In the days and weeks following the signing of the Emancipation Proclamation, enslaved Africans of the Confederacy experience new hope for freedom. For some, the legal freedom granted them by the United States leads to renewed efforts to escape from their masters or stretch the boundaries of their autonomy while yet enslaved. In Fredericksburg, both scenarios are now taking place.
Last month’s Battle of Fredericksburg had not only severely damaged the white Fredericksburg Baptist Church, it had also rendered the African Shiloh Baptist Church–formerly an extension of the Fredericksburg Church, but independent since 1858–unusable. In the chaos immediately following the battle, many African Baptists–free and enslaved–fled north to the safety of Washington, D.C.
Then came the Emancipation Proclamation on January 1, at which time the Rev. George Rowe, the white minister who served as the “overseer” of the African congregation, resigned from his position. This month, the congregation appoints its first African pastor, freemen George Dixon, a member since 1854. Dixon, however, in the face of dangers to Africans in Fredericksburg, realizes that D.C. is a safer locale from which to base his ministry.

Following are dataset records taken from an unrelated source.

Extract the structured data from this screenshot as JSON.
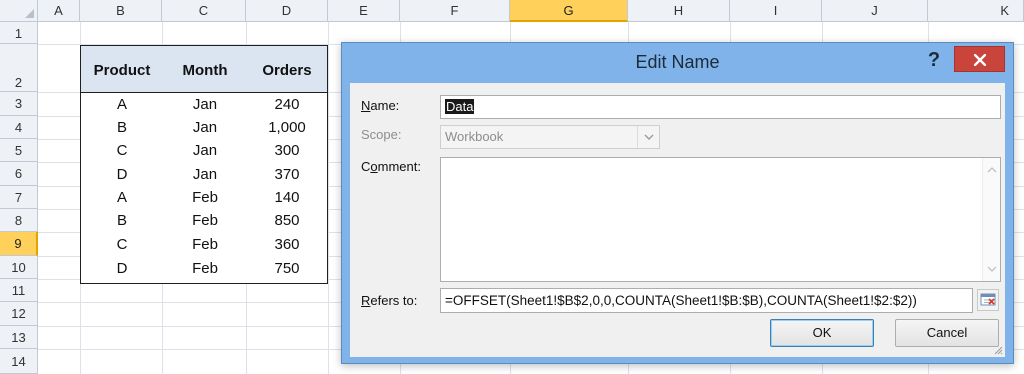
{
  "sheet": {
    "columns": [
      "A",
      "B",
      "C",
      "D",
      "E",
      "F",
      "G",
      "H",
      "I",
      "J",
      "K"
    ],
    "active_column": "G",
    "rows": [
      "1",
      "2",
      "3",
      "4",
      "5",
      "6",
      "7",
      "8",
      "9",
      "10",
      "11",
      "12",
      "13",
      "14"
    ],
    "active_row": "9"
  },
  "table": {
    "headers": [
      "Product",
      "Month",
      "Orders"
    ],
    "rows": [
      [
        "A",
        "Jan",
        "240"
      ],
      [
        "B",
        "Jan",
        "1,000"
      ],
      [
        "C",
        "Jan",
        "300"
      ],
      [
        "D",
        "Jan",
        "370"
      ],
      [
        "A",
        "Feb",
        "140"
      ],
      [
        "B",
        "Feb",
        "850"
      ],
      [
        "C",
        "Feb",
        "360"
      ],
      [
        "D",
        "Feb",
        "750"
      ]
    ]
  },
  "dialog": {
    "title": "Edit Name",
    "help_label": "?",
    "name_label_key": "N",
    "name_label_rest": "ame:",
    "name_value": "Data",
    "scope_label": "Scope:",
    "scope_value": "Workbook",
    "comment_label_pre": "C",
    "comment_label_key": "o",
    "comment_label_rest": "mment:",
    "comment_value": "",
    "refers_label_key": "R",
    "refers_label_rest": "efers to:",
    "refers_value": "=OFFSET(Sheet1!$B$2,0,0,COUNTA(Sheet1!$B:$B),COUNTA(Sheet1!$2:$2))",
    "ok_label": "OK",
    "cancel_label": "Cancel"
  },
  "icons": {
    "close": "close-icon",
    "dropdown": "chevron-down-icon",
    "collapse": "collapse-dialog-icon",
    "resize": "resize-grip-icon"
  },
  "colors": {
    "dialog_frame": "#7fb3e9",
    "close_button": "#c9443b",
    "header_fill": "#dbe5f1",
    "active_header": "#ffd15b"
  }
}
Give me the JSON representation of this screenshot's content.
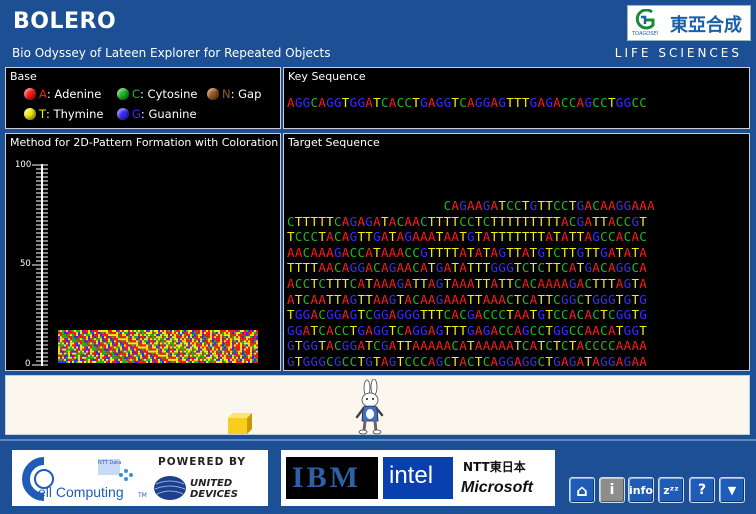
{
  "header": {
    "title": "BOLERO",
    "subtitle": "Bio Odyssey of Lateen Explorer for Repeated Objects",
    "division": "LIFE SCIENCES",
    "logo_text": "東亞合成",
    "logo_sub": "TOAGOSEI"
  },
  "colors": {
    "A": "#ff1a1a",
    "C": "#1fb824",
    "N": "#9a5a1e",
    "T": "#f3ee10",
    "G": "#3a2cff",
    "brand_blue": "#1c4f94"
  },
  "base_panel": {
    "title": "Base",
    "items": [
      {
        "letter": "A",
        "name": ": Adenine",
        "icon": "red-ball-icon"
      },
      {
        "letter": "C",
        "name": ": Cytosine",
        "icon": "green-ball-icon"
      },
      {
        "letter": "N",
        "name": ": Gap",
        "icon": "brown-ball-icon"
      },
      {
        "letter": "T",
        "name": ": Thymine",
        "icon": "yellow-ball-icon"
      },
      {
        "letter": "G",
        "name": ": Guanine",
        "icon": "blue-ball-icon"
      }
    ]
  },
  "key_panel": {
    "title": "Key Sequence",
    "sequence": "AGGCAGGTGGATCACCTGAGGTCAGGAGTTTGAGACCAGCCTGGCC"
  },
  "method_panel": {
    "title": "Method for 2D-Pattern Formation with Coloration",
    "ruler_labels": [
      "100",
      "50",
      "0"
    ],
    "pattern_fill_percent": 16
  },
  "target_panel": {
    "title": "Target Sequence",
    "lines": [
      "                    CAGAAGATCCTGTTCCTGACAAGGAAA",
      "CTTTTTCAGAGATACAACTTTTCCTCTTTTTTTTTACGATTACCGT",
      "TCCCTACAGTTGATAGAAATAATGTATTTTTTTATATTAGCCACAC",
      "AACAAAGACCATAAACCGTTTTATATAGTTATGTCTTGTTGATATA",
      "TTTTAACAGGACAGAACATGATATTTGGGTCTCTTCATGACAGGCA",
      "ACCTCTTTCATAAAGATTAGTAAATTATTCACAAAAGACTTTAGTA",
      "ATCAATTAGTTAAGTACAAGAAATTAAACTCATTCGGCTGGGTGTG",
      "TGGACGGAGTCGGAGGGTTTCACGACCCTAATGTCCACACTCGGTG",
      "GGATCACCTGAGGTCAGGAGTTTGAGACCAGCCTGGCCAACATGGT",
      "GTGGTACGGATCGATTAAAAACATAAAAATCATCTCTACCCCAAAA",
      "GTGGGCGCCTGTAGTCCCAGCTACTCAGGAGGCTGAGATAGGAGAA"
    ]
  },
  "stage": {
    "rabbit_icon": "rabbit-mascot-icon",
    "block_icon": "yellow-cube-icon"
  },
  "footer": {
    "cell_logo_text": "ell Computing",
    "cell_logo_tm": "TM",
    "ntt_beta": "NTT Data",
    "powered_by": "POWERED BY",
    "united_devices": "UNITED DEVICES",
    "ibm": "IBM",
    "intel": "intel",
    "ntt": "NTT東日本",
    "microsoft": "Microsoft",
    "nav_buttons": [
      {
        "name": "home-button",
        "label": "⌂",
        "icon": "home-icon"
      },
      {
        "name": "about-button",
        "label": "i",
        "icon": "info-circle-icon"
      },
      {
        "name": "info-button",
        "label": "info",
        "icon": "info-text-icon"
      },
      {
        "name": "sleep-button",
        "label": "zᶻᶻ",
        "icon": "sleep-icon"
      },
      {
        "name": "help-button",
        "label": "?",
        "icon": "help-icon"
      },
      {
        "name": "menu-button",
        "label": "▼",
        "icon": "chevron-down-icon"
      }
    ]
  }
}
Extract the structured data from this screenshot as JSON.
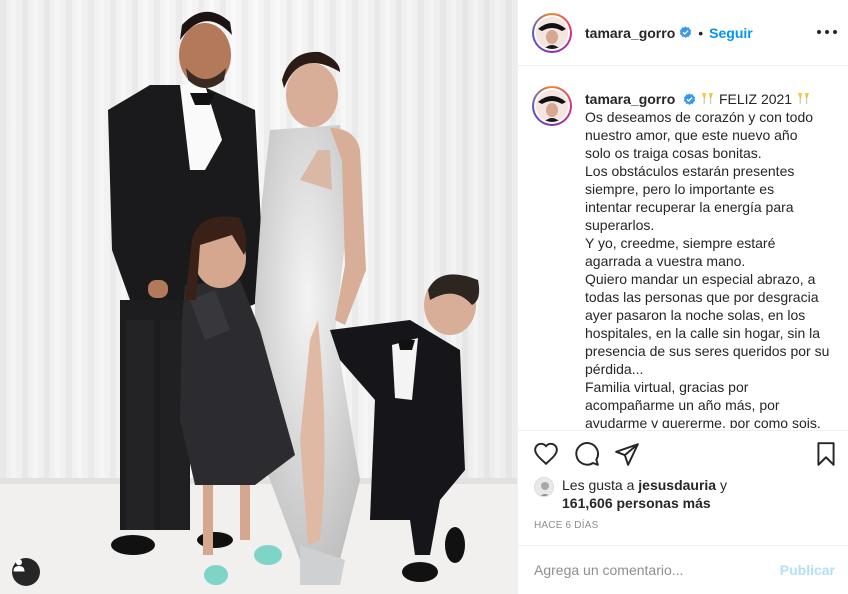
{
  "post": {
    "author": "tamara_gorro",
    "verified": true,
    "follow_label": "Seguir",
    "separator": "•",
    "more_icon": "more-options-icon"
  },
  "caption": {
    "username": "tamara_gorro",
    "lines": [
      "FELIZ 2021",
      "Os deseamos de corazón y con todo",
      "nuestro amor, que este nuevo año",
      "solo os traiga cosas bonitas.",
      "Los obstáculos estarán presentes",
      "siempre, pero lo importante es",
      "intentar recuperar la energía para",
      "superarlos.",
      "Y yo, creedme, siempre estaré",
      "agarrada a vuestra mano.",
      "Quiero mandar un especial abrazo, a",
      "todas las personas que por desgracia",
      "ayer pasaron la noche solas, en los",
      "hospitales, en la calle sin hogar, sin la",
      "presencia de sus seres queridos por su",
      "pérdida...",
      "Familia virtual, gracias por",
      "acompañarme un año más, por",
      "ayudarme y quererme, por como sois."
    ]
  },
  "likes": {
    "prefix": "Les gusta a",
    "user": "jesusdauria",
    "conjunction": "y",
    "count_text": "161,606 personas más"
  },
  "timestamp": "HACE 6 DÍAS",
  "comment": {
    "placeholder": "Agrega un comentario...",
    "post_label": "Publicar"
  },
  "colors": {
    "accent": "#0095f6",
    "accent_disabled": "#b2dffc",
    "verified": "#3897f0",
    "muted": "#8e8e8e"
  }
}
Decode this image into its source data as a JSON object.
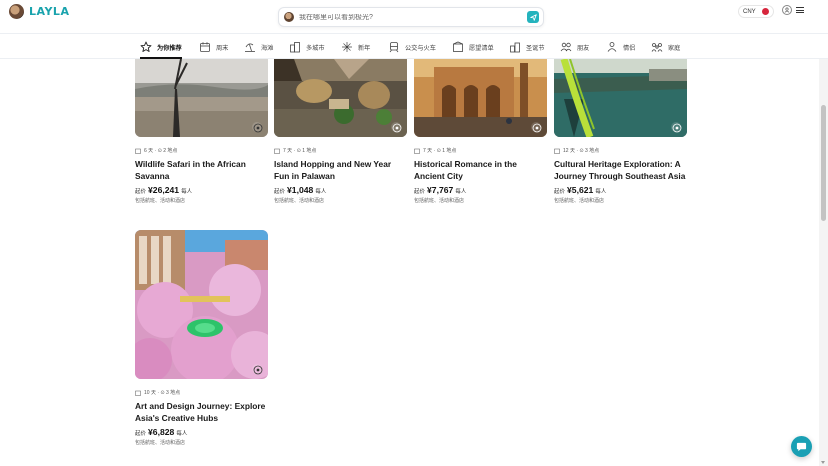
{
  "brand": {
    "name": "LAYLA",
    "color": "#1aa3ad"
  },
  "search": {
    "placeholder": "我在哪里可以看到极光?",
    "send_icon": "send-icon"
  },
  "header": {
    "currency": "CNY",
    "user_icon": "user-icon",
    "menu_icon": "hamburger-icon"
  },
  "categories": [
    {
      "label": "为你推荐",
      "icon": "star-icon",
      "active": true
    },
    {
      "label": "周末",
      "icon": "calendar-icon"
    },
    {
      "label": "海滩",
      "icon": "beach-icon"
    },
    {
      "label": "多城市",
      "icon": "city-icon"
    },
    {
      "label": "新年",
      "icon": "sparkle-icon"
    },
    {
      "label": "公交与火车",
      "icon": "train-icon"
    },
    {
      "label": "愿望清单",
      "icon": "wishlist-icon"
    },
    {
      "label": "圣诞节",
      "icon": "christmas-icon"
    },
    {
      "label": "朋友",
      "icon": "friends-icon"
    },
    {
      "label": "情侣",
      "icon": "couple-icon"
    },
    {
      "label": "家庭",
      "icon": "family-icon"
    }
  ],
  "cards": [
    {
      "meta": "6 天 · ⊙ 2 地点",
      "title": "Wildlife Safari in the African Savanna",
      "price_prefix": "起价",
      "price": "¥26,241",
      "price_suffix": "每人",
      "includes": "包括航班、活动和酒店"
    },
    {
      "meta": "7 天 · ⊙ 1 地点",
      "title": "Island Hopping and New Year Fun in Palawan",
      "price_prefix": "起价",
      "price": "¥1,048",
      "price_suffix": "每人",
      "includes": "包括航班、活动和酒店"
    },
    {
      "meta": "7 天 · ⊙ 1 地点",
      "title": "Historical Romance in the Ancient City",
      "price_prefix": "起价",
      "price": "¥7,767",
      "price_suffix": "每人",
      "includes": "包括航班、活动和酒店"
    },
    {
      "meta": "12 天 · ⊙ 3 地点",
      "title": "Cultural Heritage Exploration: A Journey Through Southeast Asia",
      "price_prefix": "起价",
      "price": "¥5,621",
      "price_suffix": "每人",
      "includes": "包括航班、活动和酒店"
    },
    {
      "meta": "10 天 · ⊙ 3 地点",
      "title": "Art and Design Journey: Explore Asia's Creative Hubs",
      "price_prefix": "起价",
      "price": "¥6,828",
      "price_suffix": "每人",
      "includes": "包括航班、活动和酒店"
    }
  ],
  "chat": {
    "icon": "chat-icon",
    "color": "#1aa0b4"
  }
}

Now, many members of the African Baptist Church of Fredericksburg are living in the U.S. capital. Dixon for the remainder of the war spends most of his time in D.C., leading some 300 black Baptists from Fredericksburg in worship in a horse stable, and establishing a daughter congregation of Fredericksburg’s African Baptist Church, named the Shiloh Baptist Church of Washington, D.C.
Following the war, Dixon moves back to Fredericksburg, revives the city’s Shiloh congregation, and leads members in a drive to repair the church building. By the late 1860s, the Shiloh Baptist Church is a center of black life in the city.